I'd have thought that was obvious, given the characteristics of shingled drives  :)

 

However, even with standard PMR drives it's not a good idea to actively use the array during a parity sync ... it simply slows everything down.

 

  • Author

Yes it is obvious, but I it's often the most obvious things we never think of  :P

Agree ... I've had more than my share of "slap face because I couldn't believe I did that" moments  :)

  • Author

Of course my "test" was fully planned so I could report back to other members who hadn't realised it was so obvious.  It wasn't that I hadn't thought of the obvious :-X

While I'd happily use these SMR drives as data drives I'm still not convinced they are a good choice for parity.
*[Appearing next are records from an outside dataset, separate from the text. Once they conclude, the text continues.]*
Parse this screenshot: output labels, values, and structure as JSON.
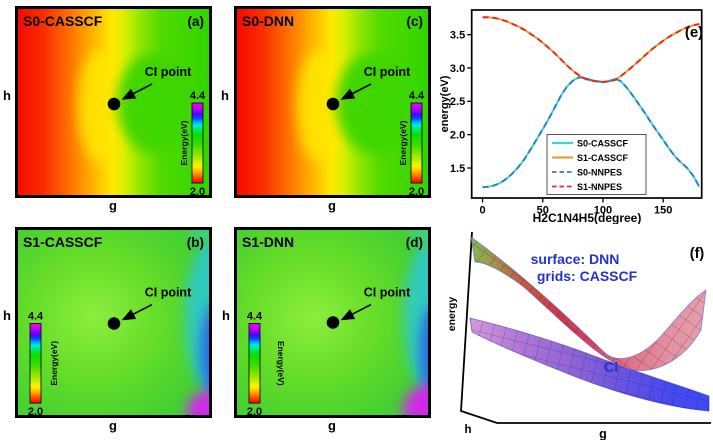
{
  "colorbar": {
    "label": "Energy(eV)",
    "max": "4.4",
    "min": "2.0",
    "colors_top_to_bottom": [
      "#f400ff",
      "#5500ff",
      "#0048ff",
      "#00b4ff",
      "#00f0d0",
      "#0ddc00",
      "#7ce400",
      "#fff400",
      "#ffb000",
      "#fc0000"
    ]
  },
  "panels": {
    "a": {
      "title": "S0-CASSCF",
      "tag": "(a)",
      "ci_label": "CI point",
      "xlabel": "g",
      "ylabel": "h"
    },
    "b": {
      "title": "S1-CASSCF",
      "tag": "(b)",
      "ci_label": "CI point",
      "xlabel": "g",
      "ylabel": "h"
    },
    "c": {
      "title": "S0-DNN",
      "tag": "(c)",
      "ci_label": "CI point",
      "xlabel": "g",
      "ylabel": "h"
    },
    "d": {
      "title": "S1-DNN",
      "tag": "(d)",
      "ci_label": "CI point",
      "xlabel": "g",
      "ylabel": "h"
    },
    "e": {
      "tag": "(e)"
    },
    "f": {
      "tag": "(f)",
      "line1": "surface: DNN",
      "line2": "grids: CASSCF",
      "ci_label": "CI",
      "xlabel": "g",
      "ylabel": "h",
      "zlabel": "energy",
      "annotation_color": "#2433cc"
    }
  },
  "chart_data": [
    {
      "id": "e",
      "type": "line",
      "xlabel": "H2C1N4H5(degree)",
      "ylabel": "energy(eV)",
      "xlim": [
        -9,
        182
      ],
      "ylim": [
        1.05,
        3.87
      ],
      "grid": false,
      "legend_position": "lower center",
      "xticks": [
        {
          "v": 0,
          "label": "0"
        },
        {
          "v": 50,
          "label": "50"
        },
        {
          "v": 100,
          "label": "100"
        },
        {
          "v": 150,
          "label": "150"
        }
      ],
      "yticks": [
        {
          "v": 1.5,
          "label": "1.5"
        },
        {
          "v": 2.0,
          "label": "2.0"
        },
        {
          "v": 2.5,
          "label": "2.5"
        },
        {
          "v": 3.0,
          "label": "3.0"
        },
        {
          "v": 3.5,
          "label": "3.5"
        }
      ],
      "x": [
        0,
        5,
        10,
        15,
        20,
        25,
        30,
        35,
        40,
        45,
        50,
        55,
        60,
        65,
        70,
        75,
        80,
        85,
        90,
        95,
        100,
        105,
        110,
        115,
        120,
        125,
        130,
        135,
        140,
        145,
        150,
        155,
        160,
        165,
        170,
        175,
        180
      ],
      "series": [
        {
          "name": "S0-CASSCF",
          "color": "#35d6e2",
          "style": "solid",
          "values": [
            1.21,
            1.22,
            1.24,
            1.28,
            1.34,
            1.42,
            1.52,
            1.64,
            1.78,
            1.93,
            2.08,
            2.24,
            2.41,
            2.58,
            2.72,
            2.81,
            2.86,
            2.85,
            2.82,
            2.8,
            2.79,
            2.8,
            2.84,
            2.8,
            2.7,
            2.58,
            2.45,
            2.32,
            2.18,
            2.05,
            1.92,
            1.79,
            1.67,
            1.58,
            1.5,
            1.38,
            1.22
          ]
        },
        {
          "name": "S1-CASSCF",
          "color": "#e2a33c",
          "style": "solid",
          "values": [
            3.76,
            3.76,
            3.75,
            3.73,
            3.7,
            3.66,
            3.62,
            3.57,
            3.51,
            3.45,
            3.38,
            3.3,
            3.22,
            3.13,
            3.04,
            2.96,
            2.89,
            2.84,
            2.81,
            2.8,
            2.79,
            2.8,
            2.82,
            2.88,
            2.95,
            3.03,
            3.11,
            3.19,
            3.27,
            3.34,
            3.41,
            3.47,
            3.52,
            3.57,
            3.61,
            3.64,
            3.66
          ]
        },
        {
          "name": "S0-NNPES",
          "color": "#3d78b2",
          "style": "dashed",
          "values": [
            1.21,
            1.22,
            1.24,
            1.28,
            1.34,
            1.42,
            1.52,
            1.64,
            1.78,
            1.93,
            2.08,
            2.24,
            2.41,
            2.58,
            2.72,
            2.81,
            2.86,
            2.85,
            2.82,
            2.8,
            2.79,
            2.8,
            2.84,
            2.8,
            2.7,
            2.58,
            2.45,
            2.32,
            2.18,
            2.05,
            1.92,
            1.79,
            1.67,
            1.58,
            1.5,
            1.38,
            1.22
          ]
        },
        {
          "name": "S1-NNPES",
          "color": "#e8271b",
          "style": "dashed",
          "values": [
            3.76,
            3.76,
            3.75,
            3.73,
            3.7,
            3.66,
            3.62,
            3.57,
            3.51,
            3.45,
            3.38,
            3.3,
            3.22,
            3.13,
            3.04,
            2.96,
            2.89,
            2.84,
            2.81,
            2.8,
            2.79,
            2.8,
            2.82,
            2.88,
            2.95,
            3.03,
            3.11,
            3.19,
            3.27,
            3.34,
            3.41,
            3.47,
            3.52,
            3.57,
            3.61,
            3.64,
            3.66
          ]
        }
      ]
    },
    {
      "id": "abcd",
      "type": "heatmap",
      "panels": [
        "S0-CASSCF",
        "S1-CASSCF",
        "S0-DNN",
        "S1-DNN"
      ],
      "axes": [
        "g",
        "h"
      ],
      "colorbar_range_eV": [
        2.0,
        4.4
      ],
      "marker": "CI point"
    },
    {
      "id": "f",
      "type": "surface3d",
      "surfaces": [
        "S1 (upper, red)",
        "S0 (lower, blue)"
      ],
      "axes": [
        "g",
        "h",
        "energy"
      ],
      "annotation": "CI"
    }
  ]
}
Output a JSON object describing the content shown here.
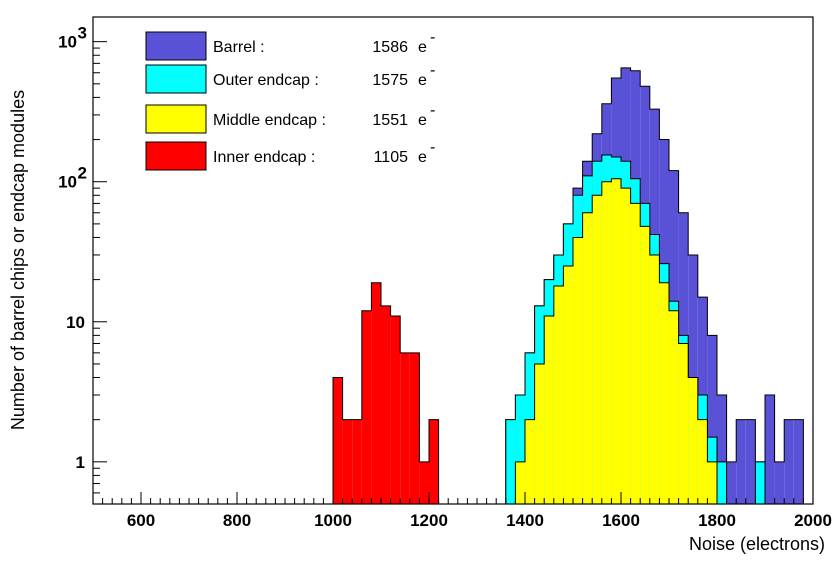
{
  "chart_data": {
    "type": "histogram",
    "xlabel": "Noise (electrons)",
    "ylabel": "Number of barrel chips or endcap modules",
    "xlim": [
      500,
      2000
    ],
    "ylim": [
      0.5,
      1500
    ],
    "yscale": "log",
    "bin_width": 20,
    "x_ticks": [
      {
        "value": 600,
        "label": "600"
      },
      {
        "value": 800,
        "label": "800"
      },
      {
        "value": 1000,
        "label": "1000"
      },
      {
        "value": 1200,
        "label": "1200"
      },
      {
        "value": 1400,
        "label": "1400"
      },
      {
        "value": 1600,
        "label": "1600"
      },
      {
        "value": 1800,
        "label": "1800"
      },
      {
        "value": 2000,
        "label": "2000"
      }
    ],
    "y_ticks": [
      {
        "value": 1,
        "label": "1"
      },
      {
        "value": 10,
        "label": "10"
      },
      {
        "value": 100,
        "label": "10",
        "sup": "2"
      },
      {
        "value": 1000,
        "label": "10",
        "sup": "3"
      }
    ],
    "legend_position": "top-left",
    "series": [
      {
        "name": "Barrel :",
        "mean": "1586",
        "unit": "e",
        "unit_sup": "-",
        "color": "#5a52d6",
        "bins": [
          [
            1340,
            1360,
            0.5
          ],
          [
            1360,
            1380,
            2
          ],
          [
            1380,
            1400,
            3
          ],
          [
            1400,
            1420,
            6
          ],
          [
            1420,
            1440,
            13
          ],
          [
            1440,
            1460,
            20
          ],
          [
            1460,
            1480,
            30
          ],
          [
            1480,
            1500,
            50
          ],
          [
            1500,
            1520,
            90
          ],
          [
            1520,
            1540,
            140
          ],
          [
            1540,
            1560,
            220
          ],
          [
            1560,
            1580,
            360
          ],
          [
            1580,
            1600,
            550
          ],
          [
            1600,
            1620,
            650
          ],
          [
            1620,
            1640,
            620
          ],
          [
            1640,
            1660,
            480
          ],
          [
            1660,
            1680,
            330
          ],
          [
            1680,
            1700,
            200
          ],
          [
            1700,
            1720,
            120
          ],
          [
            1720,
            1740,
            60
          ],
          [
            1740,
            1760,
            30
          ],
          [
            1760,
            1780,
            15
          ],
          [
            1780,
            1800,
            8
          ],
          [
            1800,
            1820,
            3
          ],
          [
            1820,
            1840,
            1
          ],
          [
            1840,
            1860,
            2
          ],
          [
            1860,
            1880,
            2
          ],
          [
            1880,
            1900,
            1
          ],
          [
            1900,
            1920,
            3
          ],
          [
            1920,
            1940,
            1
          ],
          [
            1940,
            1960,
            2
          ],
          [
            1960,
            1980,
            2
          ]
        ]
      },
      {
        "name": "Outer endcap :",
        "mean": "1575",
        "unit": "e",
        "unit_sup": "-",
        "color": "#00ffff",
        "bins": [
          [
            1340,
            1360,
            0.5
          ],
          [
            1360,
            1380,
            2
          ],
          [
            1380,
            1400,
            3
          ],
          [
            1400,
            1420,
            6
          ],
          [
            1420,
            1440,
            13
          ],
          [
            1440,
            1460,
            20
          ],
          [
            1460,
            1480,
            30
          ],
          [
            1480,
            1500,
            50
          ],
          [
            1500,
            1520,
            80
          ],
          [
            1520,
            1540,
            110
          ],
          [
            1540,
            1560,
            140
          ],
          [
            1560,
            1580,
            155
          ],
          [
            1580,
            1600,
            150
          ],
          [
            1600,
            1620,
            140
          ],
          [
            1620,
            1640,
            105
          ],
          [
            1640,
            1660,
            70
          ],
          [
            1660,
            1680,
            42
          ],
          [
            1680,
            1700,
            26
          ],
          [
            1700,
            1720,
            14
          ],
          [
            1720,
            1740,
            8
          ],
          [
            1740,
            1760,
            4
          ],
          [
            1760,
            1780,
            3
          ],
          [
            1780,
            1800,
            1.5
          ],
          [
            1800,
            1820,
            1
          ],
          [
            1820,
            1840,
            0.5
          ],
          [
            1840,
            1860,
            0.5
          ],
          [
            1860,
            1880,
            0.5
          ],
          [
            1880,
            1900,
            1
          ]
        ]
      },
      {
        "name": "Middle endcap :",
        "mean": "1551",
        "unit": "e",
        "unit_sup": "-",
        "color": "#ffff00",
        "bins": [
          [
            1380,
            1400,
            1
          ],
          [
            1400,
            1420,
            2
          ],
          [
            1420,
            1440,
            5
          ],
          [
            1440,
            1460,
            11
          ],
          [
            1460,
            1480,
            18
          ],
          [
            1480,
            1500,
            25
          ],
          [
            1500,
            1520,
            40
          ],
          [
            1520,
            1540,
            60
          ],
          [
            1540,
            1560,
            80
          ],
          [
            1560,
            1580,
            100
          ],
          [
            1580,
            1600,
            105
          ],
          [
            1600,
            1620,
            90
          ],
          [
            1620,
            1640,
            70
          ],
          [
            1640,
            1660,
            48
          ],
          [
            1660,
            1680,
            30
          ],
          [
            1680,
            1700,
            19
          ],
          [
            1700,
            1720,
            12
          ],
          [
            1720,
            1740,
            7
          ],
          [
            1740,
            1760,
            4
          ],
          [
            1760,
            1780,
            2
          ],
          [
            1780,
            1800,
            1
          ]
        ]
      },
      {
        "name": "Inner endcap :",
        "mean": "1105",
        "unit": "e",
        "unit_sup": "-",
        "color": "#ff0000",
        "bins": [
          [
            1000,
            1020,
            4
          ],
          [
            1020,
            1040,
            2
          ],
          [
            1040,
            1060,
            2
          ],
          [
            1060,
            1080,
            12
          ],
          [
            1080,
            1100,
            19
          ],
          [
            1100,
            1120,
            13
          ],
          [
            1120,
            1140,
            11
          ],
          [
            1140,
            1160,
            6
          ],
          [
            1160,
            1180,
            6
          ],
          [
            1180,
            1200,
            1
          ],
          [
            1200,
            1220,
            2
          ]
        ]
      }
    ]
  }
}
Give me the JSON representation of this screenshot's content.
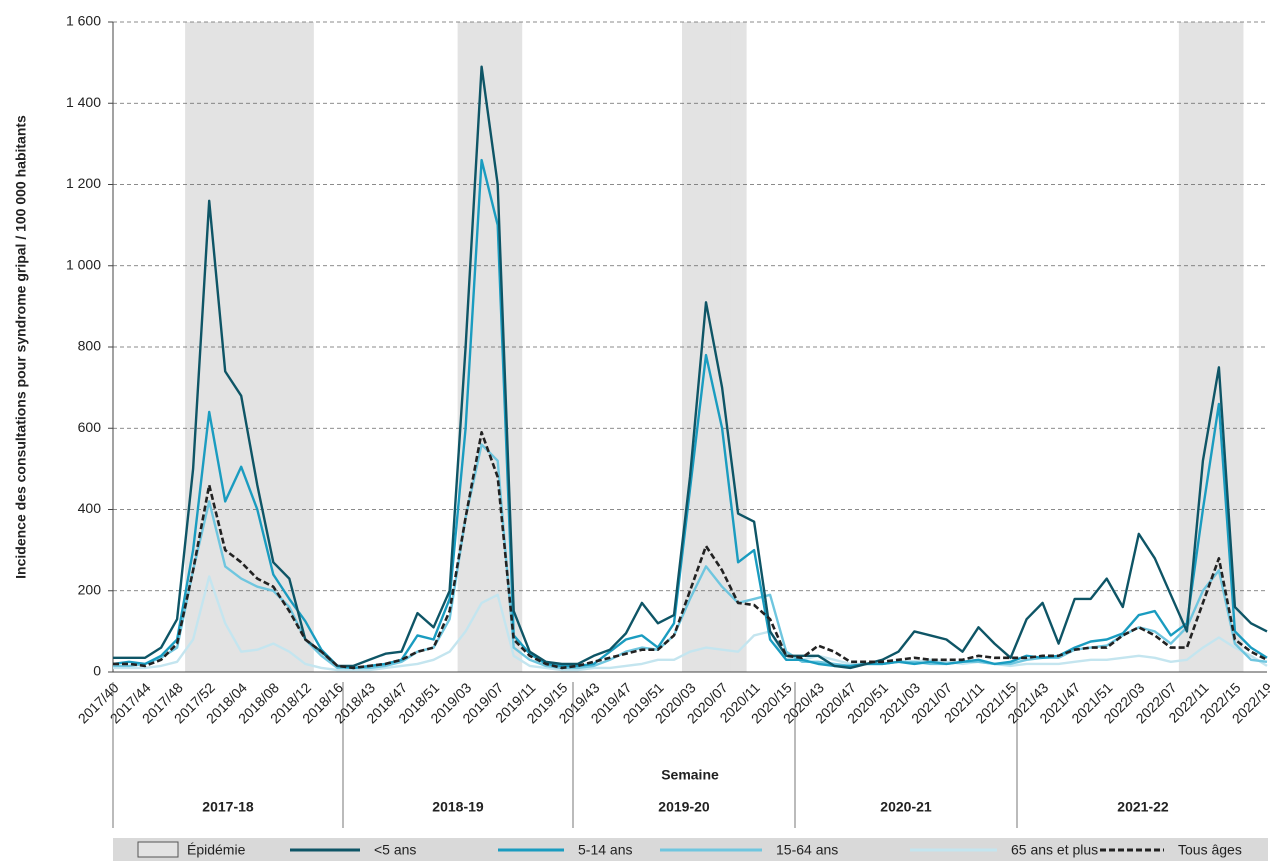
{
  "chart_data": {
    "type": "line",
    "ylabel": "Incidence des consultations pour syndrome gripal / 100 000 habitants",
    "xlabel": "Semaine",
    "seasons": [
      "2017-18",
      "2018-19",
      "2019-20",
      "2020-21",
      "2021-22"
    ],
    "categories": [
      "2017/40",
      null,
      "2017/44",
      null,
      "2017/48",
      null,
      "2017/52",
      null,
      "2018/04",
      null,
      "2018/08",
      null,
      "2018/12",
      null,
      "2018/16",
      null,
      "2018/43",
      null,
      "2018/47",
      null,
      "2018/51",
      null,
      "2019/03",
      null,
      "2019/07",
      null,
      "2019/11",
      null,
      "2019/15",
      null,
      "2019/43",
      null,
      "2019/47",
      null,
      "2019/51",
      null,
      "2020/03",
      null,
      "2020/07",
      null,
      "2020/11",
      null,
      "2020/15",
      null,
      "2020/43",
      null,
      "2020/47",
      null,
      "2020/51",
      null,
      "2021/03",
      null,
      "2021/07",
      null,
      "2021/11",
      null,
      "2021/15",
      null,
      "2021/43",
      null,
      "2021/47",
      null,
      "2021/51",
      null,
      "2022/03",
      null,
      "2022/07",
      null,
      "2022/11",
      null,
      "2022/15",
      null,
      "2022/19"
    ],
    "series": [
      {
        "name": "Épidémie",
        "kind": "band",
        "color": "#e3e3e3",
        "values": [
          null,
          null,
          null,
          null,
          null,
          1600,
          1600,
          1600,
          1600,
          1600,
          1600,
          1600,
          1600,
          null,
          null,
          null,
          null,
          null,
          null,
          null,
          null,
          null,
          1600,
          1600,
          1600,
          1600,
          null,
          null,
          null,
          null,
          null,
          null,
          null,
          null,
          null,
          null,
          1600,
          1600,
          1600,
          1600,
          null,
          null,
          null,
          null,
          null,
          null,
          null,
          null,
          null,
          null,
          null,
          null,
          null,
          null,
          null,
          null,
          null,
          null,
          null,
          null,
          null,
          null,
          null,
          null,
          null,
          null,
          null,
          1600,
          1600,
          1600,
          1600,
          null,
          null
        ]
      },
      {
        "name": "<5 ans",
        "color": "#0e5566",
        "values": [
          35,
          35,
          35,
          60,
          130,
          500,
          1160,
          740,
          680,
          460,
          270,
          230,
          80,
          50,
          15,
          15,
          30,
          45,
          50,
          145,
          110,
          200,
          800,
          1490,
          1200,
          150,
          50,
          25,
          20,
          20,
          40,
          55,
          95,
          170,
          120,
          140,
          480,
          910,
          700,
          390,
          370,
          100,
          40,
          40,
          40,
          15,
          10,
          20,
          30,
          50,
          100,
          90,
          80,
          50,
          110,
          70,
          35,
          130,
          170,
          70,
          180,
          180,
          230,
          160,
          340,
          280,
          190,
          100,
          520,
          750,
          160,
          120,
          100
        ]
      },
      {
        "name": "5-14 ans",
        "color": "#1a9cc0",
        "values": [
          20,
          25,
          20,
          40,
          80,
          300,
          640,
          420,
          505,
          400,
          240,
          180,
          125,
          55,
          15,
          10,
          15,
          20,
          30,
          90,
          80,
          180,
          600,
          1260,
          1100,
          90,
          45,
          20,
          15,
          15,
          20,
          50,
          80,
          90,
          60,
          120,
          450,
          780,
          600,
          270,
          300,
          80,
          30,
          30,
          20,
          15,
          15,
          20,
          20,
          25,
          20,
          25,
          20,
          25,
          30,
          20,
          25,
          40,
          35,
          40,
          60,
          75,
          80,
          95,
          140,
          150,
          90,
          120,
          400,
          660,
          100,
          60,
          35
        ]
      },
      {
        "name": "15-64 ans",
        "color": "#6fc6df",
        "values": [
          15,
          15,
          20,
          35,
          60,
          250,
          420,
          260,
          230,
          210,
          200,
          160,
          80,
          40,
          10,
          10,
          10,
          15,
          25,
          50,
          60,
          130,
          380,
          560,
          520,
          60,
          30,
          15,
          10,
          10,
          15,
          30,
          50,
          60,
          55,
          90,
          180,
          260,
          210,
          170,
          180,
          190,
          50,
          25,
          25,
          20,
          15,
          20,
          20,
          25,
          25,
          20,
          20,
          25,
          25,
          20,
          20,
          30,
          35,
          35,
          55,
          60,
          65,
          90,
          110,
          100,
          70,
          110,
          200,
          250,
          70,
          30,
          25
        ]
      },
      {
        "name": "65 ans et plus",
        "color": "#c4e5ef",
        "values": [
          10,
          10,
          10,
          15,
          25,
          80,
          235,
          120,
          50,
          55,
          70,
          50,
          20,
          10,
          5,
          5,
          5,
          10,
          15,
          20,
          30,
          50,
          100,
          170,
          190,
          40,
          15,
          10,
          5,
          5,
          10,
          10,
          15,
          20,
          30,
          30,
          50,
          60,
          55,
          50,
          90,
          100,
          30,
          30,
          40,
          30,
          20,
          20,
          20,
          25,
          25,
          30,
          25,
          20,
          25,
          20,
          15,
          20,
          20,
          20,
          25,
          30,
          30,
          35,
          40,
          35,
          25,
          30,
          60,
          85,
          60,
          40,
          15
        ]
      },
      {
        "name": "Tous âges",
        "color": "#222222",
        "dashed": true,
        "values": [
          20,
          20,
          15,
          30,
          70,
          250,
          460,
          300,
          270,
          230,
          210,
          150,
          80,
          50,
          15,
          10,
          15,
          20,
          30,
          50,
          60,
          150,
          380,
          590,
          480,
          80,
          40,
          20,
          10,
          15,
          25,
          35,
          45,
          55,
          55,
          90,
          200,
          310,
          250,
          170,
          165,
          130,
          40,
          35,
          65,
          50,
          25,
          25,
          25,
          30,
          35,
          30,
          30,
          30,
          40,
          35,
          35,
          35,
          40,
          40,
          55,
          60,
          60,
          90,
          110,
          90,
          60,
          60,
          170,
          280,
          80,
          50,
          30
        ]
      }
    ],
    "ylim": [
      0,
      1600
    ],
    "yticks": [
      0,
      200,
      400,
      600,
      800,
      {
        "value": 1000,
        "label": "1 000"
      },
      {
        "value": 1200,
        "label": "1 200"
      },
      {
        "value": 1400,
        "label": "1 400"
      },
      {
        "value": 1600,
        "label": "1 600"
      }
    ],
    "grid": true
  }
}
Yes, I've ready about people's positive experiences of using them that way, but I remain sceptical. And they run so hot, too.

 

  • Author

I am just rebuilding another drive (larger drive) and currently my Shingled parity drive is a couple of degrees cooler than all but 2 of my data drives

 

While I'd happily use these SMR drives as data drives I'm still not convinced they are a good choice for parity. Yes, I've ready about people's positive experiences of using them that way, but I remain sceptical. And they run so hot, too.

 

So you would recommend the Helium drives for parity? They run sooo expensive.:D

Or maybe dual parity is the sum of both drives (2x4TB=8TB)? Doesn't seem like it would work that way, but I really know nothing about it.